Mais il s’agit là de solutions provisoires. En attendant la reconstruction de la mosquée, « des Algeco seront mis en place pour récupérer l’espace nécessaire » et pour s’installer de façon plus ou moins pérenne. Vendredi dernier, les musulmans ont pu prier « dans le chapiteau d’un cirque qui a été prêté gracieusement par le responsable. Il faisait très chaud mais nous étions heureux de nous retrouver avec les 250 à 300 fidèles », se souvient le président d’ACMG, par ailleurs professeur de mathématique.

Élan de solidarité

Un prêt inattendu qui témoigne d’une grande solidarité depuis l’incendie. « Les musulmans de la région ont tous répondu présents et nous soutiennent. Les mosquées de France en général nous ont témoigné leur soutien. Nous avons même des frères qui se sont déplacés de Bayonne ! » Mais ce qui touche le plus Mostafa El Qsriri, ce sont les nombreux messages de non-musulmans. « Je n’avais jamais vu cela, nous recevons plusieurs lettres de soutien chaque jour. Des non-musulmans qui expriment leur solidarité, qui disent parfois leur honte de ce climat ambiant… »

Les responsables sont d’autant plus confiants que les marques de solidarité affluent d’anonymes mais également des autres cultes et des associations. La Conférence des évêques de France ‒ et en particulier l’évêché d’Auch ‒ et le Consistoire central israélite ont exprimé leur soutien dès lundi 24 août. La solidarité est venue aussi des autres associations laïques antiracistes locales. Samedi 29 août, au lendemain de la visite du ministre, le président du Collectif gersois antifasciste entouré d’une centaine de personnes, a martelé : « Ce n’est pas aux musulmans ni aux juifs d’avoir peur. Mais aux racistes et aux fascistes. » Un soutien qui a tiré les larmes à Mostafa El Qsriri. « Nous sommes très émus, car nous sommes une ville fraternelle de 24 000 habitants, on se connaît tous, toutes religions confondues », rappelant que les musulmans d’Auch sont Gersois depuis les années 1960.

Une campagne de financement participatif

Des témoignages forts qui vont parfois jusqu’à la participation financière. « Une belle lettre a été envoyée d’un Marseillais accompagné d’un chèque de 20 euros. C’est dire l’émotion que nous avons eue », raconte Mostafa El Qsriri. Car, même si le montant des dégâts n’a pas encore été annoncé, il va bien falloir reconstruire la mosquée d’Auch. Celle-ci, d’une superficie de 300 m², pouvait accueillir jusqu’à 300 personnes et, avant l’incendie, des travaux avaient tout juste été lancés en vue d’un agrandissement d’une centaine de mètres carrés supplémentaires.
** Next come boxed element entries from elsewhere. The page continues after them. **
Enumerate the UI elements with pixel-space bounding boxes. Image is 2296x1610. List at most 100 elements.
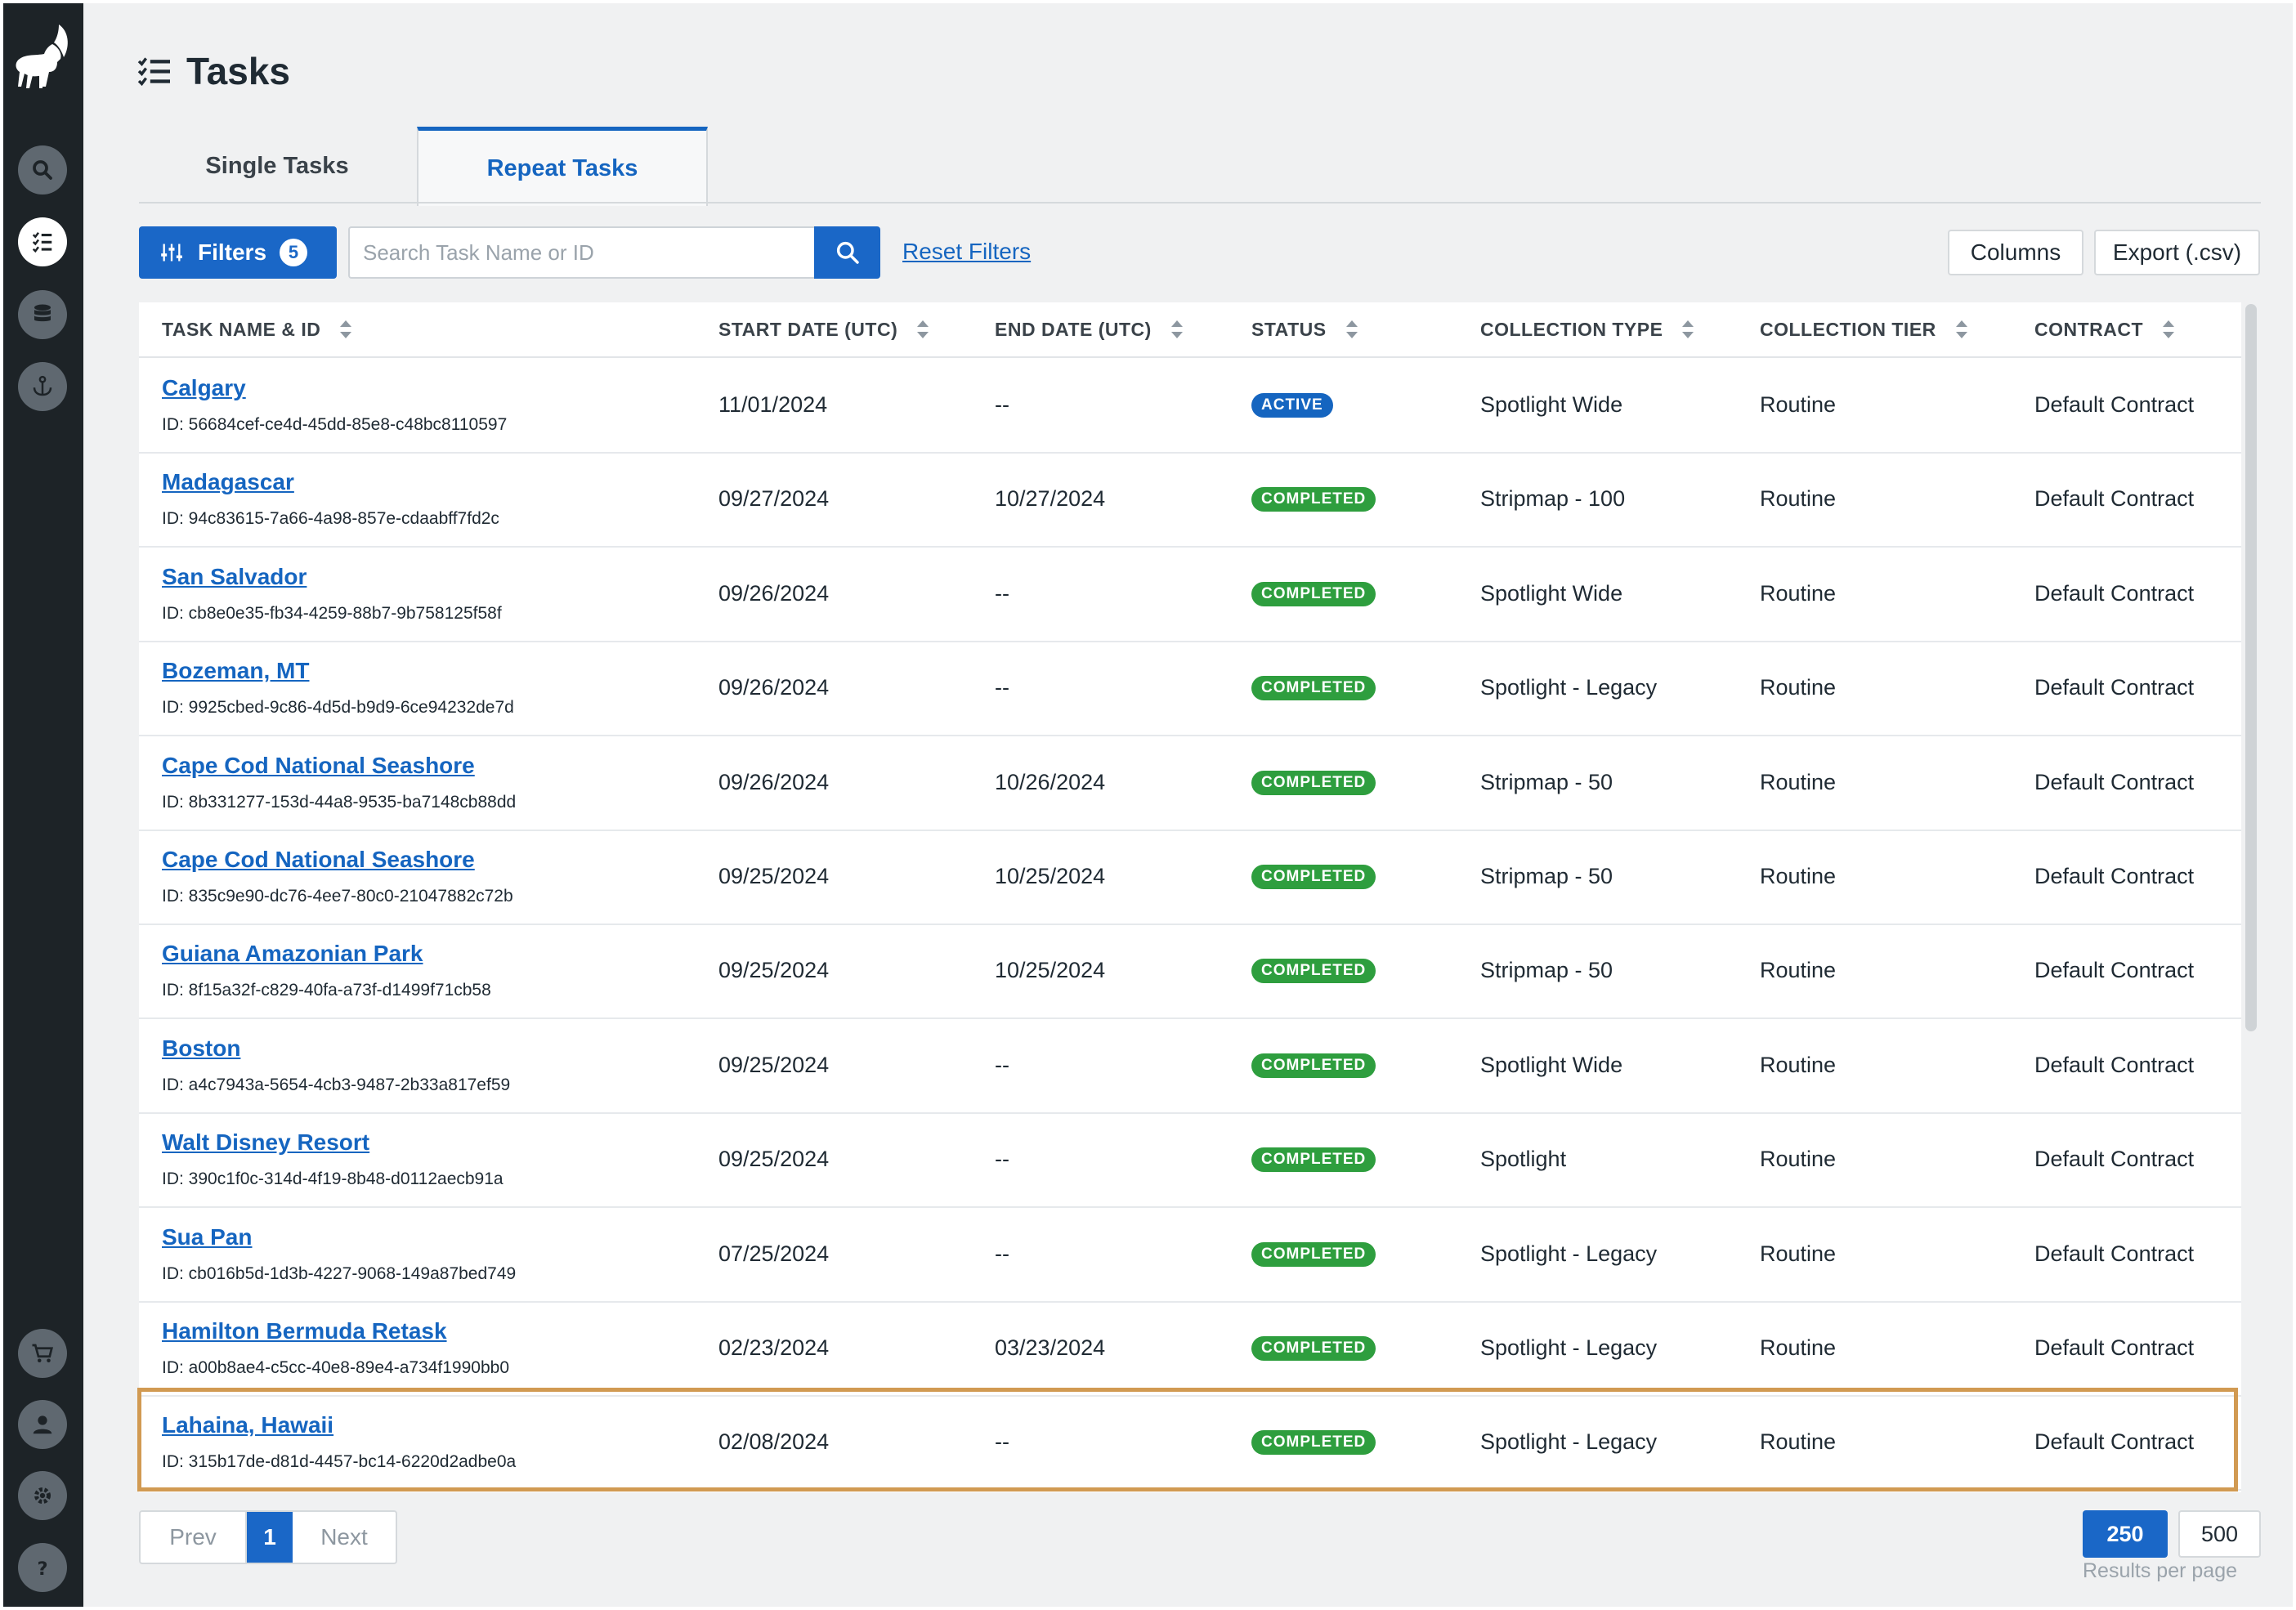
task-name-link[interactable]: Cape Cod National Seashore <box>162 753 475 779</box>
start-date-cell: 09/25/2024 <box>718 958 830 983</box>
task-name-link[interactable]: Boston <box>162 1035 240 1062</box>
sort-icon[interactable] <box>340 320 352 338</box>
start-date-cell: 07/25/2024 <box>718 1241 830 1266</box>
table-row[interactable]: Bozeman, MT ID: 9925cbed-9c86-4d5d-b9d9-6… <box>139 641 2241 737</box>
tab-repeat-tasks[interactable]: Repeat Tasks <box>417 127 708 206</box>
task-name-link[interactable]: Sua Pan <box>162 1224 252 1250</box>
end-date-cell: 10/25/2024 <box>995 958 1106 983</box>
sidebar-help-button[interactable]: ? <box>18 1543 67 1592</box>
table-row[interactable]: Walt Disney Resort ID: 390c1f0c-314d-4f19… <box>139 1112 2241 1209</box>
help-icon: ? <box>37 1559 47 1580</box>
column-header-contract[interactable]: CONTRACT <box>2034 302 2175 356</box>
start-date-cell: 02/08/2024 <box>718 1429 830 1455</box>
task-name-link[interactable]: Cape Cod National Seashore <box>162 847 475 873</box>
end-date-cell: -- <box>995 1241 1009 1266</box>
sidebar-settings-button[interactable] <box>18 1471 67 1520</box>
gear-icon <box>34 1487 51 1504</box>
sort-icon[interactable] <box>1955 320 1967 338</box>
status-badge: COMPLETED <box>1251 1241 1376 1267</box>
collection-type-cell: Spotlight - Legacy <box>1480 1429 1658 1455</box>
table-row[interactable]: Sua Pan ID: cb016b5d-1d3b-4227-9068-149a8… <box>139 1207 2241 1303</box>
end-date-cell: 03/23/2024 <box>995 1335 1106 1360</box>
sort-icon[interactable] <box>2163 320 2175 338</box>
column-header-end-date[interactable]: END DATE (UTC) <box>995 302 1183 356</box>
sidebar-user-button[interactable] <box>18 1400 67 1449</box>
columns-button[interactable]: Columns <box>1948 230 2083 275</box>
sidebar-cart-button[interactable] <box>18 1329 67 1378</box>
task-name-link[interactable]: Walt Disney Resort <box>162 1129 369 1156</box>
collection-tier-cell: Routine <box>1760 392 1837 417</box>
status-badge: COMPLETED <box>1251 770 1376 795</box>
export-csv-button[interactable]: Export (.csv) <box>2094 230 2260 275</box>
task-list-icon <box>32 232 52 253</box>
collection-type-cell: Spotlight Wide <box>1480 392 1623 417</box>
collection-type-cell: Spotlight Wide <box>1480 1052 1623 1077</box>
table-row[interactable]: Guiana Amazonian Park ID: 8f15a32f-c829-4… <box>139 924 2241 1020</box>
start-date-cell: 09/25/2024 <box>718 864 830 888</box>
table-row[interactable]: San Salvador ID: cb8e0e35-fb34-4259-88b7-… <box>139 547 2241 642</box>
task-name-link[interactable]: Bozeman, MT <box>162 658 309 684</box>
filters-button[interactable]: Filters 5 <box>139 226 337 279</box>
task-name-link[interactable]: Lahaina, Hawaii <box>162 1412 333 1438</box>
contract-cell: Default Contract <box>2034 392 2195 417</box>
collection-tier-cell: Routine <box>1760 1335 1837 1360</box>
filter-sliders-icon <box>161 244 182 262</box>
end-date-cell: 10/27/2024 <box>995 486 1106 512</box>
table-row[interactable]: Lahaina, Hawaii ID: 315b17de-d81d-4457-bc… <box>139 1395 2241 1491</box>
task-id: ID: a00b8ae4-c5cc-40e8-89e4-a734f1990bb0 <box>162 1358 509 1377</box>
contract-cell: Default Contract <box>2034 1052 2195 1077</box>
table-row[interactable]: Calgary ID: 56684cef-ce4d-45dd-85e8-c48bc… <box>139 358 2241 454</box>
search-icon <box>33 160 52 180</box>
task-name-link[interactable]: Madagascar <box>162 469 294 495</box>
table-row[interactable]: Cape Cod National Seashore ID: 8b331277-1… <box>139 736 2241 831</box>
task-name-link[interactable]: San Salvador <box>162 564 307 590</box>
ibex-logo[interactable] <box>11 21 72 103</box>
collection-type-cell: Stripmap - 50 <box>1480 769 1613 794</box>
prev-page-button[interactable]: Prev <box>141 1512 247 1563</box>
search-button[interactable] <box>814 226 880 279</box>
sidebar-tasks-button[interactable] <box>18 217 67 266</box>
table-row[interactable]: Cape Cod National Seashore ID: 835c9e90-d… <box>139 830 2241 925</box>
column-header-start-date[interactable]: START DATE (UTC) <box>718 302 929 356</box>
user-icon <box>33 1415 52 1434</box>
search-input[interactable] <box>348 226 814 279</box>
reset-filters-link[interactable]: Reset Filters <box>902 239 1031 265</box>
status-badge: COMPLETED <box>1251 676 1376 701</box>
next-page-button[interactable]: Next <box>293 1512 396 1563</box>
status-badge: COMPLETED <box>1251 1430 1376 1456</box>
filters-label: Filters <box>198 239 267 265</box>
end-date-cell: -- <box>995 392 1009 417</box>
sidebar-anchor-button[interactable] <box>18 362 67 411</box>
sidebar-search-button[interactable] <box>18 145 67 195</box>
per-page-250-button[interactable]: 250 <box>2083 1510 2168 1558</box>
contract-cell: Default Contract <box>2034 1335 2195 1360</box>
page-number-button[interactable]: 1 <box>247 1512 293 1563</box>
cart-icon <box>32 1344 54 1362</box>
task-name-link[interactable]: Guiana Amazonian Park <box>162 941 423 967</box>
column-header-status[interactable]: STATUS <box>1251 302 1358 356</box>
start-date-cell: 09/25/2024 <box>718 1147 830 1172</box>
column-header-collection-tier[interactable]: COLLECTION TIER <box>1760 302 1967 356</box>
task-id: ID: 8b331277-153d-44a8-9535-ba7148cb88dd <box>162 792 517 812</box>
table-row[interactable]: Hamilton Bermuda Retask ID: a00b8ae4-c5cc… <box>139 1301 2241 1397</box>
tab-single-tasks[interactable]: Single Tasks <box>139 129 415 203</box>
task-name-link[interactable]: Hamilton Bermuda Retask <box>162 1318 447 1344</box>
collection-type-cell: Stripmap - 50 <box>1480 958 1613 983</box>
column-header-task-name[interactable]: TASK NAME & ID <box>162 302 352 356</box>
sidebar-database-button[interactable] <box>18 290 67 339</box>
status-badge: ACTIVE <box>1251 393 1333 418</box>
sort-icon[interactable] <box>917 320 929 338</box>
sort-icon[interactable] <box>1345 320 1358 338</box>
task-id: ID: 390c1f0c-314d-4f19-8b48-d0112aecb91a <box>162 1169 504 1189</box>
column-header-collection-type[interactable]: COLLECTION TYPE <box>1480 302 1694 356</box>
task-id: ID: 315b17de-d81d-4457-bc14-6220d2adbe0a <box>162 1452 517 1472</box>
sort-icon[interactable] <box>1170 320 1183 338</box>
collection-type-cell: Spotlight - Legacy <box>1480 1335 1658 1360</box>
table-row[interactable]: Madagascar ID: 94c83615-7a66-4a98-857e-cd… <box>139 452 2241 548</box>
svg-text:?: ? <box>37 1559 47 1580</box>
task-name-link[interactable]: Calgary <box>162 375 246 401</box>
sort-icon[interactable] <box>1682 320 1694 338</box>
table-scrollbar[interactable] <box>2245 304 2257 1031</box>
table-row[interactable]: Boston ID: a4c7943a-5654-4cb3-9487-2b33a8… <box>139 1018 2241 1114</box>
per-page-500-button[interactable]: 500 <box>2178 1510 2261 1558</box>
Pour le financement de la reconstruction complète, les responsables ont eu l’idée de lancer une campagne de financement participatif à l’attention de tous. « Nous avons créé une affiche spéciale et un site Internet est en construction. Nous voulons sensibiliser le plus grand nombre, musulmans ou pas, car on se rend compte qu’Auch devient un symbole. Le symbole du vivre-ensemble grâce à cette solidarité. »
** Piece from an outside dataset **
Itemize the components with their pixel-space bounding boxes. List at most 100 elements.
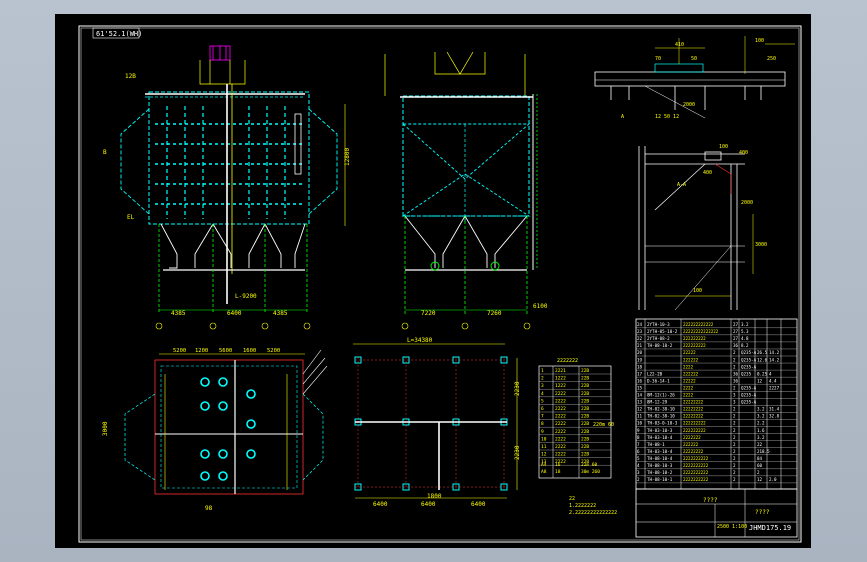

Le CFCM, quant à lui, appelle les mosquées de France à consacrer les prochains prêches du vendredi à une souscription de solidarité pour la mosquée As-Salam d’Auch. L’Association cultuelle des musulmans du Gers, pour sa part, organise une manifestation de soutien ce samedi 5 septembre, à 10 heures. Loin d’être abattus, les musulmans d’Auch se retroussent les manches et relèvent la tête.